Gaven J. Martin (The University of Auckland, New Zealand)
1. The Beltrami equation in the degenerate case.
The existence theorem for quasiconformal mappings
(sometimes called the Generalised Riemann Mapping Theorem) has found
a central role in a diverse variety of areas such as holomorphic
dynamics, Teichm\"uller theory, low dimensional topology and
geometry, and the planar theory of PDEs. Anticipating the needs of
future researchers we give an account of the
``state of the art'' as it pertains to this theorem, that is to the
existence and uniqueness theory of the planar Beltrami equation, and
various properties of the solutions to this equation. Modern
researchers are most interested in the degenerate case where
significant new applications lie and where recent advances in
harmonic analysis have led to an understanding of this equation in
these important settings.
2. Extremal Mappings of finite distortion.
I will present recent joint work with K. Astala, T. Iwaniec and J.
Onninen where we refine the connections between the theory of
mappings of finite distortion and the calculus of variation.

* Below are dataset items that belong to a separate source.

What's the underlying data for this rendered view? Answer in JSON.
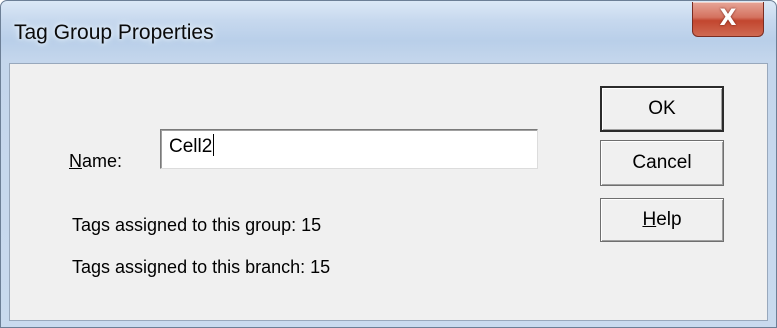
{
  "window": {
    "title": "Tag Group Properties"
  },
  "title_buttons": {
    "close_label": "X"
  },
  "form": {
    "name_label_accel": "N",
    "name_label_rest": "ame:",
    "name_value": "Cell2",
    "tags_group_text": "Tags assigned to this group:  15",
    "tags_branch_text": "Tags assigned to this branch:  15"
  },
  "buttons": {
    "ok": "OK",
    "cancel": "Cancel",
    "help_accel": "H",
    "help_rest": "elp"
  }
}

Our primary aim is to extend the study of extremal quasiconformal mappings
by considering integral averages of the distortion function instead of its
L-infinity norm. We identify many new and unexpected phenomena concerning
existence, uniqueness and regularity for the extremal problems. The
principal advantage of minimizing over the family of homeomorphisms in the
above variational problems lies in the fact that the inverse maps are also
extremal for their own energy integrals. Sometimes this associated problem
for the inverse mapping is easier to solve than the original one as it may
involve minimizing a convex functional.
There are many natural reasons for studying such problems. We
eventually hope to lay down the analytical foundations for approaches to
compactifying the moduli spaces, such as Teichmuller spaces, where it is
our expectation that a compactification will be by mappings whose
distortion function lies in some natural integrability class.